The possibilities with this recipe are endless. Some of my favorite toppings are caramel and/or chocolate sauce, candied pecans, pie filling (I love cherry and apple), or my favorite when in season, candied wild violets.
Printable .doc: Cheesecake Recipe
2 cups finely ground graham cracker crumbs (sometimes I use vanilla wafers instead, also delicious)
1/4 cup white sugar
1/2 cup unsalted butter melted
Pinch of salt
4 (8 oz.) packages cream cheese, softened to room temperature
1 1/4 cups white sugar
1/2 cup Daisy sour cream
2 teaspoons real vanilla extract
5 large room temp eggs (room temp is important)
Preheat oven to 350°F. Wrap outside of a lightly greased 9-inch springform pan in a double layer of heavy-duty aluminum foil. Stir together four ingredients in a bowl. Press onto bottom and 2/3 of the way up the side of prepared pan, using your hands or the flat bottom of a measuring cup.
Bake in preheated oven until lightly browned, 7 to 8 minutes. (Blind baking the crust gives a better end result!) Cool on a wire rack until ready to use. Reduce oven temperature to 325°F.
Put kettle of water on stovetop and bring to simmer; pull out a roasting pan.
Beat softened cream cheese with a mixer on medium speed until creamy, about 5 minutes. Gradually add sugar, beating until smooth. Add eggs, one at a time, beating just until yellow disappears after each addition. Stir in sour cream and vanilla extract at low speed. The filling must be completely smooth—think: smooth like velvet or satin. I prefer to let the batter sit at room temp for about an hour, then pour into springform pan and tap gently on a countertop several times to release air bubbles.

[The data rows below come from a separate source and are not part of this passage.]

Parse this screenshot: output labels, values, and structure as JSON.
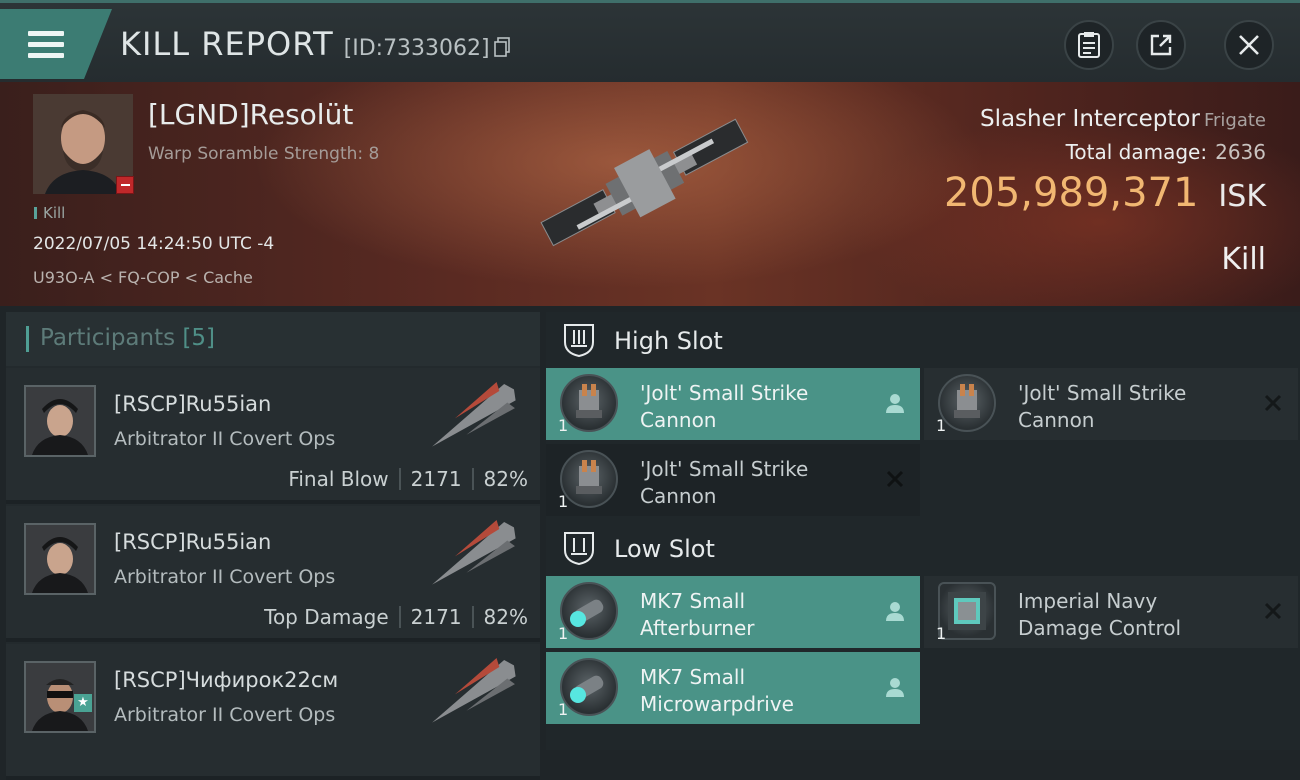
{
  "header": {
    "title": "KILL REPORT",
    "id_label": "[ID:7333062]"
  },
  "victim": {
    "name": "[LGND]Resolüt",
    "subtitle": "Warp Soramble Strength: 8",
    "tag": "Kill",
    "datetime": "2022/07/05 14:24:50 UTC -4",
    "location": "U93O-A < FQ-COP < Cache",
    "ship_name": "Slasher Interceptor",
    "ship_class": "Frigate",
    "total_damage_label": "Total damage:",
    "total_damage": "2636",
    "isk_value": "205,989,371",
    "isk_unit": "ISK",
    "result": "Kill"
  },
  "participants": {
    "label": "Participants",
    "count": "[5]",
    "rows": [
      {
        "name": "[RSCP]Ru55ian",
        "ship": "Arbitrator II Covert Ops",
        "role": "Final Blow",
        "damage": "2171",
        "percent": "82%"
      },
      {
        "name": "[RSCP]Ru55ian",
        "ship": "Arbitrator II Covert Ops",
        "role": "Top Damage",
        "damage": "2171",
        "percent": "82%"
      },
      {
        "name": "[RSCP]Чифирок22см",
        "ship": "Arbitrator II Covert Ops"
      }
    ]
  },
  "fitting": {
    "high_slot_label": "High Slot",
    "low_slot_label": "Low Slot",
    "high": [
      {
        "qty": "1",
        "name_line1": "'Jolt' Small Strike",
        "name_line2": "Cannon",
        "state": "fitted"
      },
      {
        "qty": "1",
        "name_line1": "'Jolt' Small Strike",
        "name_line2": "Cannon",
        "state": "destroyed"
      },
      {
        "qty": "1",
        "name_line1": "'Jolt' Small Strike",
        "name_line2": "Cannon",
        "state": "destroyed"
      }
    ],
    "low": [
      {
        "qty": "1",
        "name_line1": "MK7 Small",
        "name_line2": "Afterburner",
        "state": "fitted"
      },
      {
        "qty": "1",
        "name_line1": "Imperial Navy",
        "name_line2": "Damage Control",
        "state": "destroyed"
      },
      {
        "qty": "1",
        "name_line1": "MK7 Small",
        "name_line2": "Microwarpdrive",
        "state": "fitted"
      }
    ]
  },
  "colors": {
    "accent": "#4a9387",
    "isk": "#f1b772",
    "hero_bg": "#5a2a22"
  }
}
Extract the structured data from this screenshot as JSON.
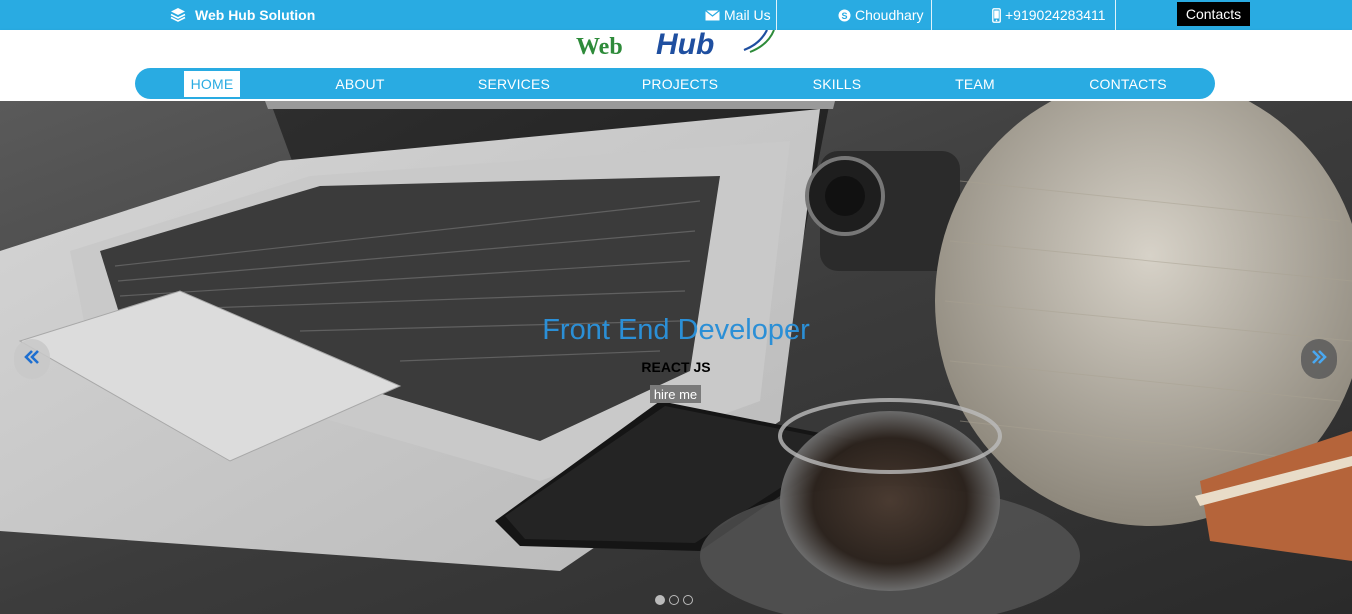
{
  "topbar": {
    "brand": "Web Hub Solution",
    "mail_label": "Mail Us",
    "skype_label": "Choudhary",
    "phone_label": "+919024283411",
    "contacts_button": "Contacts"
  },
  "logo": {
    "text_web": "Web",
    "text_hub": "Hub"
  },
  "nav": {
    "items": [
      {
        "label": "HOME",
        "active": true
      },
      {
        "label": "ABOUT"
      },
      {
        "label": "SERVICES"
      },
      {
        "label": "PROJECTS"
      },
      {
        "label": "SKILLS"
      },
      {
        "label": "TEAM"
      },
      {
        "label": "CONTACTS"
      }
    ]
  },
  "hero": {
    "title": "Front End Developer",
    "subtitle": "REACT JS",
    "button": "hire me",
    "slide_count": 3,
    "active_slide": 1
  },
  "colors": {
    "accent": "#29abe2",
    "caption_title": "#2b8fd6",
    "logo_web": "#2e8b3a",
    "logo_hub": "#1f4fa0"
  },
  "icons": {
    "brand": "layers-icon",
    "mail": "envelope-icon",
    "skype": "skype-icon",
    "phone": "mobile-phone-icon",
    "prev": "double-chevron-left-icon",
    "next": "double-chevron-right-icon"
  }
}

Place springform pan in roasting pan, pop in the oven. Add hot water to reach halfway up sides of springform pan.
Bake at 325°F until center is almost set (but still slightly wobbly), between about 1 hour and 10 minutes to 1 hour and 20 minutes (mine always takes the latter). No peeking! Turn off the oven, and let cheesecake stand in oven, with door partially open, for about 1 hour.
Remove cheesecake from roasting pan and water bath, and place on wire rack. Cool completely at room temp, about 2 hours. Cover with plastic wrap, do not allow wrap to touch top of cheesecake. Chill 8 to 24 hours.
Gently run a knife around outer edge of cheesecake to loosen from sides of pan. Remove sides of pan. Garnish as you please!